Last week, I posted a chart on this blog showing the percent change in federal education spending and student achievement since 1970 (achievement has been flat while federal education spending has nearly tripled).
After laughing out loud when he saw it, IQ expert and Bell Curve author Charles Murray mused that “such a huge proportion of a child’s educational prospects are determined by things other than school (genes and the non‐school environment) that reforms of the schools can never do more than produce score improvements at the margin.”
But consider the accomplishments of Ben Chavis, who spoke at Cato last Friday. When he took over the American Indian Public Charter School in Oakland in 2001, it was the worst school in the district. Under his leadership (imagine a hybrid of Socrates and Dirty Harry), the school’s scores rose dramatically year after year. Within seven years, it had become the fifth highest‐scoring middle school in the state — though continuing to enroll a student population that is overwhelmingly poor and minority.
It was not a freak occurrence. Chavis did it again, and again: creating a second AIPCS middle school as well as a high school, both of which are also among the top schools in the state, and both of which also enroll chiefly low income minority students.

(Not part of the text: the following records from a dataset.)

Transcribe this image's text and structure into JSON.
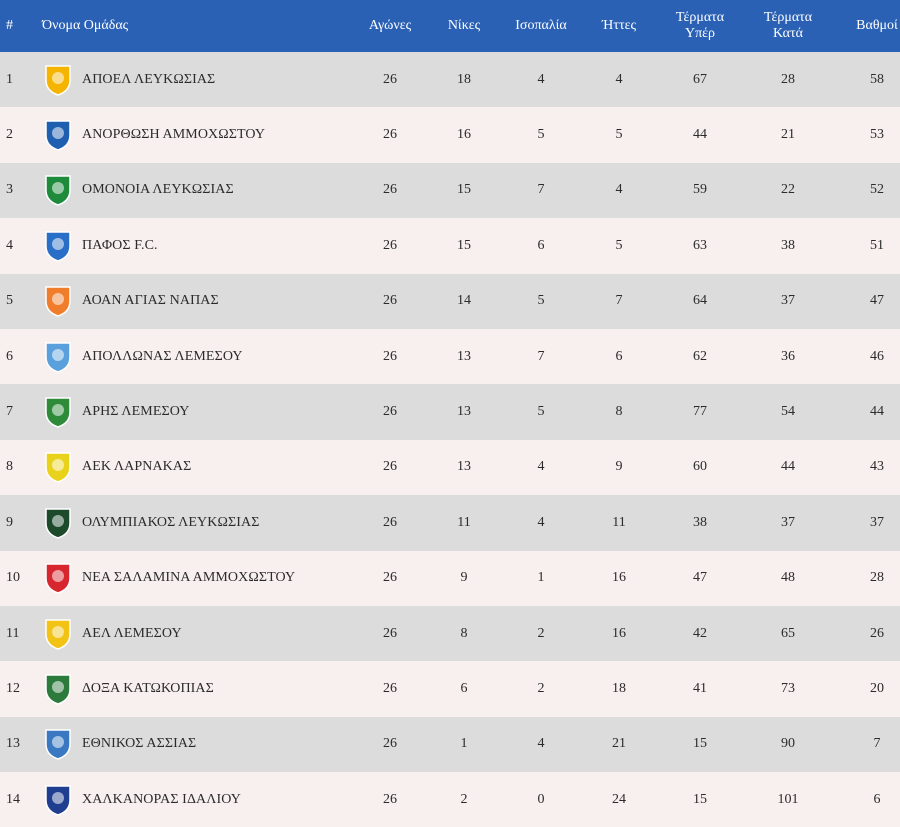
{
  "columns": {
    "pos": "#",
    "team": "Όνομα Ομάδας",
    "played": "Αγώνες",
    "wins": "Νίκες",
    "draws": "Ισοπαλία",
    "losses": "Ήττες",
    "gf_line1": "Τέρματα",
    "gf_line2": "Υπέρ",
    "ga_line1": "Τέρματα",
    "ga_line2": "Κατά",
    "points": "Βαθμοί"
  },
  "rows": [
    {
      "pos": "1",
      "team": "ΑΠΟΕΛ ΛΕΥΚΩΣΙΑΣ",
      "logo": "apoel-crest-icon",
      "color": "#f4b400",
      "played": "26",
      "wins": "18",
      "draws": "4",
      "losses": "4",
      "gf": "67",
      "ga": "28",
      "pts": "58"
    },
    {
      "pos": "2",
      "team": "ΑΝΟΡΘΩΣΗ ΑΜΜΟΧΩΣΤΟΥ",
      "logo": "anorthosis-crest-icon",
      "color": "#1f5fb0",
      "played": "26",
      "wins": "16",
      "draws": "5",
      "losses": "5",
      "gf": "44",
      "ga": "21",
      "pts": "53"
    },
    {
      "pos": "3",
      "team": "ΟΜΟΝΟΙΑ ΛΕΥΚΩΣΙΑΣ",
      "logo": "omonoia-crest-icon",
      "color": "#1e8a3c",
      "played": "26",
      "wins": "15",
      "draws": "7",
      "losses": "4",
      "gf": "59",
      "ga": "22",
      "pts": "52"
    },
    {
      "pos": "4",
      "team": "ΠΑΦΟΣ F.C.",
      "logo": "pafos-crest-icon",
      "color": "#2a6fc7",
      "played": "26",
      "wins": "15",
      "draws": "6",
      "losses": "5",
      "gf": "63",
      "ga": "38",
      "pts": "51"
    },
    {
      "pos": "5",
      "team": "ΑΟΑΝ ΑΓΙΑΣ ΝΑΠΑΣ",
      "logo": "aoan-crest-icon",
      "color": "#f07d2c",
      "played": "26",
      "wins": "14",
      "draws": "5",
      "losses": "7",
      "gf": "64",
      "ga": "37",
      "pts": "47"
    },
    {
      "pos": "6",
      "team": "ΑΠΟΛΛΩΝΑΣ ΛΕΜΕΣΟΥ",
      "logo": "apollon-crest-icon",
      "color": "#5aa0dc",
      "played": "26",
      "wins": "13",
      "draws": "7",
      "losses": "6",
      "gf": "62",
      "ga": "36",
      "pts": "46"
    },
    {
      "pos": "7",
      "team": "ΑΡΗΣ ΛΕΜΕΣΟΥ",
      "logo": "aris-crest-icon",
      "color": "#2e8b3a",
      "played": "26",
      "wins": "13",
      "draws": "5",
      "losses": "8",
      "gf": "77",
      "ga": "54",
      "pts": "44"
    },
    {
      "pos": "8",
      "team": "ΑΕΚ ΛΑΡΝΑΚΑΣ",
      "logo": "aek-crest-icon",
      "color": "#e8d21c",
      "played": "26",
      "wins": "13",
      "draws": "4",
      "losses": "9",
      "gf": "60",
      "ga": "44",
      "pts": "43"
    },
    {
      "pos": "9",
      "team": "ΟΛΥΜΠΙΑΚΟΣ ΛΕΥΚΩΣΙΑΣ",
      "logo": "olympiakos-crest-icon",
      "color": "#1c4a2a",
      "played": "26",
      "wins": "11",
      "draws": "4",
      "losses": "11",
      "gf": "38",
      "ga": "37",
      "pts": "37"
    },
    {
      "pos": "10",
      "team": "ΝΕΑ ΣΑΛΑΜΙΝΑ ΑΜΜΟΧΩΣΤΟΥ",
      "logo": "nea-salamina-crest-icon",
      "color": "#d8262e",
      "played": "26",
      "wins": "9",
      "draws": "1",
      "losses": "16",
      "gf": "47",
      "ga": "48",
      "pts": "28"
    },
    {
      "pos": "11",
      "team": "ΑΕΛ ΛΕΜΕΣΟΥ",
      "logo": "ael-crest-icon",
      "color": "#f2c315",
      "played": "26",
      "wins": "8",
      "draws": "2",
      "losses": "16",
      "gf": "42",
      "ga": "65",
      "pts": "26"
    },
    {
      "pos": "12",
      "team": "ΔΟΞΑ ΚΑΤΩΚΟΠΙΑΣ",
      "logo": "doxa-crest-icon",
      "color": "#2d7a3d",
      "played": "26",
      "wins": "6",
      "draws": "2",
      "losses": "18",
      "gf": "41",
      "ga": "73",
      "pts": "20"
    },
    {
      "pos": "13",
      "team": "ΕΘΝΙΚΟΣ ΑΣΣΙΑΣ",
      "logo": "ethnikos-crest-icon",
      "color": "#3a78c2",
      "played": "26",
      "wins": "1",
      "draws": "4",
      "losses": "21",
      "gf": "15",
      "ga": "90",
      "pts": "7"
    },
    {
      "pos": "14",
      "team": "ΧΑΛΚΑΝΟΡΑΣ ΙΔΑΛΙΟΥ",
      "logo": "chalkanoras-crest-icon",
      "color": "#1f3e8f",
      "played": "26",
      "wins": "2",
      "draws": "0",
      "losses": "24",
      "gf": "15",
      "ga": "101",
      "pts": "6"
    }
  ]
}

Murray has made a compelling case over the years that IQ is real, strongly tied to academic achievement, and determined in significant measure by nature and home environment. But academic achievement is also powerfully determined by schooling. Typical U.S. test score data camouflage the significance of schooling because so many schools are so amazingly bad at maximizing academic achievement — especially for poor minority students.
But Chavis — and others before him and alongside him today — have shown how to do it: instill in the school environment those cultural characteristics necessary for academic success that are missing in the home.
In a free enterprise school system that would automatically disseminate and perpetuate great schools like Ben’s, average test scores would rise dramatically above their current levels. The Bell Curve would be shifted dramatically to the right.